1. The problem statement, all variables and given/known data

The issue I have is that I am asked to estimate the activity of a small source of gamma radiation; the question is written below:

'A small source of gamma radiation is placed at a distance of 160mm from a detector of area 18mm^2. The count recorded on the detector after 30 minutes was 15804. Estimate the activity of the source.

2. The attempt at a solution

As I understand it, activity in Becquerels is just the rate of decay of a given nucleus, i.e. 1Bq is one nucleus decay per second. I have calculated the 'counts-per-minute' of the source, simply as (15804/30)=526.8CPM, or 8.78 Counts per second. I have read in various places that the CPM can be converted into Becquerels 'if one applies a number of significant conversions that take into account the radiation background, the detector efficiency, the counting geometry, the sample size, and the self-absorption of the radiation by the sample.' The only relevant information to take into account in this example if the sample size/counting geometry, since the area of the detector and the distance of the source from the detector is given. The total volume of the area between the detector and the γ source is (160*18)=2880mm^3, or 2.88*10^-6m^3 as I understand it.

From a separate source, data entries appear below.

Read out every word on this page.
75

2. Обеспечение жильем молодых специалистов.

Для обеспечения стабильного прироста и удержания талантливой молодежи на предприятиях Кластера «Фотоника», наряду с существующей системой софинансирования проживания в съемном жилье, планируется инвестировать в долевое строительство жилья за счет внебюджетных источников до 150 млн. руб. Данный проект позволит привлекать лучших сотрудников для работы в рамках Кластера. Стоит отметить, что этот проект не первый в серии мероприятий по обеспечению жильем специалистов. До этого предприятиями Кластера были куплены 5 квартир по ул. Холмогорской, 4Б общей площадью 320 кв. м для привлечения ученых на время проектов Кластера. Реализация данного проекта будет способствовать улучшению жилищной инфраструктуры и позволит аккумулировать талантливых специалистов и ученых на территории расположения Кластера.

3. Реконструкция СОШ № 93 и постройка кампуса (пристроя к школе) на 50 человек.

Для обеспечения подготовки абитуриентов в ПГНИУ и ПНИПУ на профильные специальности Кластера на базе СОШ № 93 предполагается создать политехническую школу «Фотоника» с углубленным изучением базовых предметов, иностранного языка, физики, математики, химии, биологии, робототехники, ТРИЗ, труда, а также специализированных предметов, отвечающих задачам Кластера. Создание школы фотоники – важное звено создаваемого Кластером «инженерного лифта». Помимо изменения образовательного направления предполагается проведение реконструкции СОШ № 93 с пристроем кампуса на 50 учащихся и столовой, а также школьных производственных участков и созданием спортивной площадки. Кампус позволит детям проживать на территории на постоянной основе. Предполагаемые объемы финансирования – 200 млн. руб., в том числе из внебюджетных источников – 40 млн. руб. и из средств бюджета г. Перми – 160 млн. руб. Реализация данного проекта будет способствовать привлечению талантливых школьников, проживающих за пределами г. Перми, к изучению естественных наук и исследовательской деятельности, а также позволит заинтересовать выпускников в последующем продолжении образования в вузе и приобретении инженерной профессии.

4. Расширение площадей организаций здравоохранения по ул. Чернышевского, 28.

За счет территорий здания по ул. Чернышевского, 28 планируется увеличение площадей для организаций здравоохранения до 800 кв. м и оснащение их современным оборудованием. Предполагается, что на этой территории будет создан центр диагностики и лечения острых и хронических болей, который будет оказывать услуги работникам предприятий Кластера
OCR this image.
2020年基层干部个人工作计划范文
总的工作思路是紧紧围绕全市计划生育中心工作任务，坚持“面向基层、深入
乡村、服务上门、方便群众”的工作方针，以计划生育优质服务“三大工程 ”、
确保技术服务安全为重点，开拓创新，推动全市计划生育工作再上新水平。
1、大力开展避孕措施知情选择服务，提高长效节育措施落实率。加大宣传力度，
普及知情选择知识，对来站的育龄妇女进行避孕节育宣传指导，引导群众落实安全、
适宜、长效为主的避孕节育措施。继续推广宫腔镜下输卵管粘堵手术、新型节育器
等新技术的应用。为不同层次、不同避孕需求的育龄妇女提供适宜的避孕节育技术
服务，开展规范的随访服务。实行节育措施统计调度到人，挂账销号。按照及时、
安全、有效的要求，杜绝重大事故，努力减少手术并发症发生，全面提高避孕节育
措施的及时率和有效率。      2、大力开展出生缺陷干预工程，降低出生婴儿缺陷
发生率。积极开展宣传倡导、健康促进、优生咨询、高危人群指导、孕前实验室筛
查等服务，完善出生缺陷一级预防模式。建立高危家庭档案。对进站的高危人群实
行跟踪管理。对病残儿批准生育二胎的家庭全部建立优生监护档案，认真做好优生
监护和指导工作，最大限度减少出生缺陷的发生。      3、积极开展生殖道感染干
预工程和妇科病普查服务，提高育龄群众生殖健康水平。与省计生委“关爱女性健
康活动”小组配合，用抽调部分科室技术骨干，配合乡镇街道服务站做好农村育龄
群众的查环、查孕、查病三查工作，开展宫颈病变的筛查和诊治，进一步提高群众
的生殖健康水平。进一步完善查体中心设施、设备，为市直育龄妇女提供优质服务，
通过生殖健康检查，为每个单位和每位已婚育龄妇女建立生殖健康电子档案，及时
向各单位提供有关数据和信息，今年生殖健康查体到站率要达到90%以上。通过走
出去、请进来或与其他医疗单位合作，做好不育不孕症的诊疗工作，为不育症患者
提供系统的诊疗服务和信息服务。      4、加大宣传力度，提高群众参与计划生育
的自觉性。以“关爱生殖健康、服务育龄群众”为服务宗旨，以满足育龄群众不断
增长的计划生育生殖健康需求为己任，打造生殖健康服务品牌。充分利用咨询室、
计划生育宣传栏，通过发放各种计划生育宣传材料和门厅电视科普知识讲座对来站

The answer given is 1.57*10^5 Bq.

Help would be massively appreciated, as I am completely stumped

2. Apr 21, 2012

### Staff: Mentor

One has to consider the geometric effect of the detector with respect to the source. Assuming that the gammas are emitted isotropically, the gamma flux at some distance would be uniform. The detector captures only a fraction of the total number of gammas at that distance.

One has to determine the solid angle of the spherical surface (defined by the distance between source and detector) that the detector area subtends.

Is the counting instantenous, e.g., a few seconds compared to 30 minutes, or is the counting occuring over 30 minutes.

One would not simply divide the number of counts per counting time. That would only give an average count rate, not a count rate as a function of time. One would have to integrate the decay curve between the time counting started and the time it stopped in order to determined the decay function. However, in this case, that approach does not apply.

The question appears to ask "what is the decay rate after 30 minutes?".